Nicolas Garland will defend his thesis
on Thursday 22thoctober 2020 at 2:00 pm
at École des Mines of Saint-Etienne, 514 room
Espace Fauriel, 29 rue Ponchardier
42100 Saint-Étienne
Céline Helbert, reporter
François Bachoc, reporter
Alain Rakotomamonjy, jury president
Rodolphe Le Riche, thesis director
Nicolas Durrande, EMSE supervisor
Jean-Antoine Désidéri
Yann Richet, invited member
Abstract
In this thesis, we aim to
improve the algorithms used by safety experts to analyse the outputs of their
computer simulations of physical phenomena.
Since simulations are expensive, the related algorithms build the design of
experiments sequentially, using metamodels to predict the outcome of the
simulations. We pay special attention to chain-produced simulations (where outputs of one
code are used as inputs in other numerical simulators).
The information given by the first codes allows a so-called
"introspective" analysis of the final quantity.
Firstly, we review different possible introspective metamodels, which treat the
results as a multi-outputs function.

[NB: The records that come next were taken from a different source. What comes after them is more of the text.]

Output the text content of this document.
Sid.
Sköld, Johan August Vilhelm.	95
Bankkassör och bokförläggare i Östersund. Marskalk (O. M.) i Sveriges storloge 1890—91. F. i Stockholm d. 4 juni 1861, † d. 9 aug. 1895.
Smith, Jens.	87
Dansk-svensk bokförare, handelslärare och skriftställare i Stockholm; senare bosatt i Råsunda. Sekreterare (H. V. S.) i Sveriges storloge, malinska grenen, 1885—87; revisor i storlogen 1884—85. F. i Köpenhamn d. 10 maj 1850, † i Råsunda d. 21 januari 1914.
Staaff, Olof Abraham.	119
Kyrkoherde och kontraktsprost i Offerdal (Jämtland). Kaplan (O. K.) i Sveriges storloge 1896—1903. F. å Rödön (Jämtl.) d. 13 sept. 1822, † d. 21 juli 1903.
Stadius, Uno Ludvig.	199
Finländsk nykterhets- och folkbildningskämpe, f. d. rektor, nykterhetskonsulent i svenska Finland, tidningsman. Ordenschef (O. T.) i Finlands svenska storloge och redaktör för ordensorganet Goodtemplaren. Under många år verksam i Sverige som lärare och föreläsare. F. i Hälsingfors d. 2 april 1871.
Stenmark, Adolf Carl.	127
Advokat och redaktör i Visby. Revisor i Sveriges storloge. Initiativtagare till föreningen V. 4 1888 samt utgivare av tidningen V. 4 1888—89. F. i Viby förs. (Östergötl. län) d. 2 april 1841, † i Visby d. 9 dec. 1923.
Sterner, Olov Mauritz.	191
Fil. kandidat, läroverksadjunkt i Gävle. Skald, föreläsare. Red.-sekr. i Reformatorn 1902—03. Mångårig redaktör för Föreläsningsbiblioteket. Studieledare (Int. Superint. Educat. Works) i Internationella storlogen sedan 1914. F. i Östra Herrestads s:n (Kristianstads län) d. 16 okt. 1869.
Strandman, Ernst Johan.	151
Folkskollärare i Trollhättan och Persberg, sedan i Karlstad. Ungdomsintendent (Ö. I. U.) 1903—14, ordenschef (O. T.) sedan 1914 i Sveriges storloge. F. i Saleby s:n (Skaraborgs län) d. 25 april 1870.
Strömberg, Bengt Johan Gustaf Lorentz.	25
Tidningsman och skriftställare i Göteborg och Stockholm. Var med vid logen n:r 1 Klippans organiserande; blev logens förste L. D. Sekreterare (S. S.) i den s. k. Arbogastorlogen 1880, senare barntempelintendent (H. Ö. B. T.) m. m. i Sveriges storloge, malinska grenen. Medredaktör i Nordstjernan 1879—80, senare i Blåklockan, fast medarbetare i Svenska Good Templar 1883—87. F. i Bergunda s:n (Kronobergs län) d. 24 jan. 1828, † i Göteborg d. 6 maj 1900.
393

We thus study the different forms of co-kriging and propose an improvement for
the optimization of its hyperparameters. We also develop another introspective metamodel, the hyper-kriging. We then make a comparison between the predictive performance of these
metamodels.
Secondly, we work on the algorithms. An optimization algorithm, called "Step or Stop Optimization", is
developed, taking into account the specificities of the introspective case. It allows to stop the computation if the first steps are disengaging. Comparisons with currently used algorithm tend to confirm a significant saving
in computing resources thanks to a better consideration of the intermediate
physics of the simulation.
The strategy used in this algorithm can be generalized, and extended to be used
beyond the context of optimization problems.